Jackie Stewart swept the first part of that season yet finished it with a collision, a retirement and a fourth. Then boardroom politics – and his determination to remain loyal to Ken Tyrrell – forced him to swap his beloved Matra for an unloved March.
He won just once in 1970 in the defence of his title.
And his 1972 defence would be interrupted by illness caused by a hectic schedule.
Stewart’s successor had youthful vigour on his side when he won three of the first four GPs of 1973. But the speed of new Lotus team-mate Ronnie Peterson – to which Chapman was like most of us in thrall – gradually wore Emerson Fittipaldi down.
The usually smooth Brazilian collided with Jody Scheckter in their battle for the lead at Paul Ricard – when really there was no need – then injured his ankle in a practice crash at Zandvoort.
Realigning with the less mercurial McLaren, he became world champion for a second time the following year.
Workaholic Mario Andretti was like most of us in thrall to Chapman’s genius but had to admit that they had been swept away in 1979 by wind tunnel figures that did compute on the track.
Swept aside by less ambitious/more pragmatic teams, he would not win again after a 1978 title year that ended with him being outshone by Lotus stand-in Jean-Pierre Jarier.

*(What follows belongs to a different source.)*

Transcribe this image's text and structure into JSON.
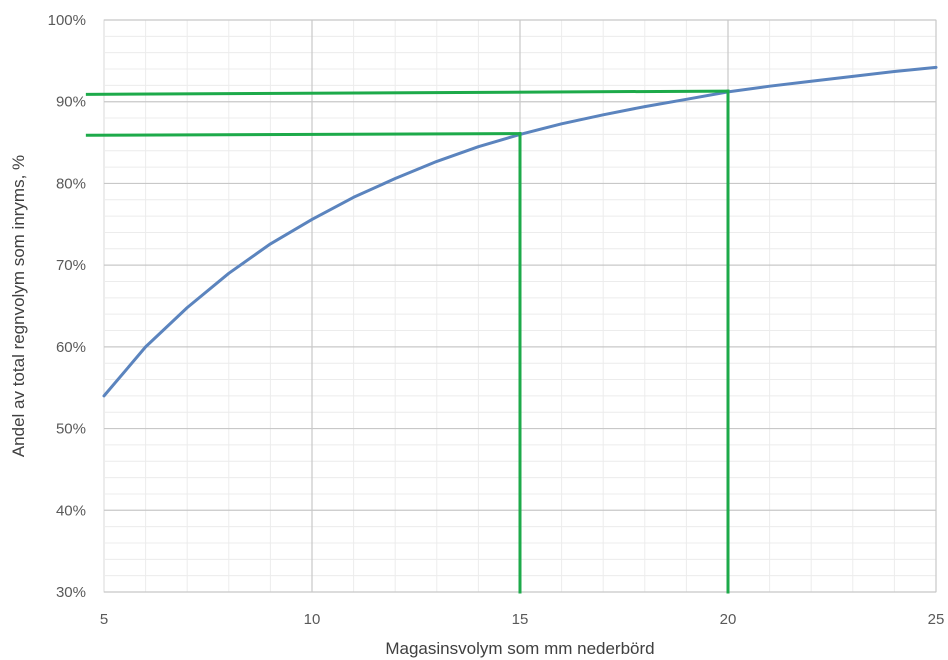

Nor would his successor Jody Scheckter win after Ferrari – its Michelins no longer able to compensate for a fundamental aerodynamic flaw – suffered a spectacular collapse in 1980.
The wildman-turned-businesslike South African reckoned he was driving as well as ever. Maybe so, but his efforts appeared tame compared to those of his team-mate.
One man’s knocks are another’s opportunity.
Having played the perfect wingman in 1979, Gilles Villeneuve grabbed an admittedly damaged Scuderia from a friendly rival reconsidering his future.
Having been rolled over by Michael Schumacher and Benetton in 1995, Damon Hill arrived in Adelaide for the last GP of the year refreshed in mind and body after a holiday in Bali and with a new outlook – having narrowly avoided drowning in shark-infested waters off Perth! He drove his Williams like the world champion he would become in 1996.
And having tossed – when perhaps he should have tipped – a cap at Hamilton at Austin in 2015, Nico Rosberg realised that maybe he was angrier with himself than he was with a team-mate who had twice monstered him from the lead and title race.
With nothing to lose and everything to gain, he reset his mindset and laid the foundations for a successful 2016 campaign with wins in Mexico, Brazil and Abu Dhabi – in 2015.
Hamilton’s startling recovery last Sunday suggests that his Q1 glitch at Interlagos is unlikely to descend into a dip. He’s even alluded to Michael Schumacher’s record – now ‘just’ 29 wins distant.
But can he sustain the necessary level?
Keep a great team with and around you; stay fit, focused and ahead of the technological, tactical and strategic aspects of the game.
It’s an operation requiring rare delicate robustness.
But, having learned the hard way from 2016, he is operating now at a height few have attained.
Whereas Valtteri Bottas – even had he won at Interlagos – is not yet at Nico Rosberg’s 2016 level.
Nor has been Vettel recently – until he won at Interlagos.
Vettel knows also the deepest depths of a dip and how the grind of four world titles can do that to a person.
Victory in Abu Dhabi, therefore, would be a powerful end to the beginning of his bid to win a fifth in 2018.
Ditto Hamilton.
‘Counting’ more for next year than this, it’s ‘double-points’ without the artificiality.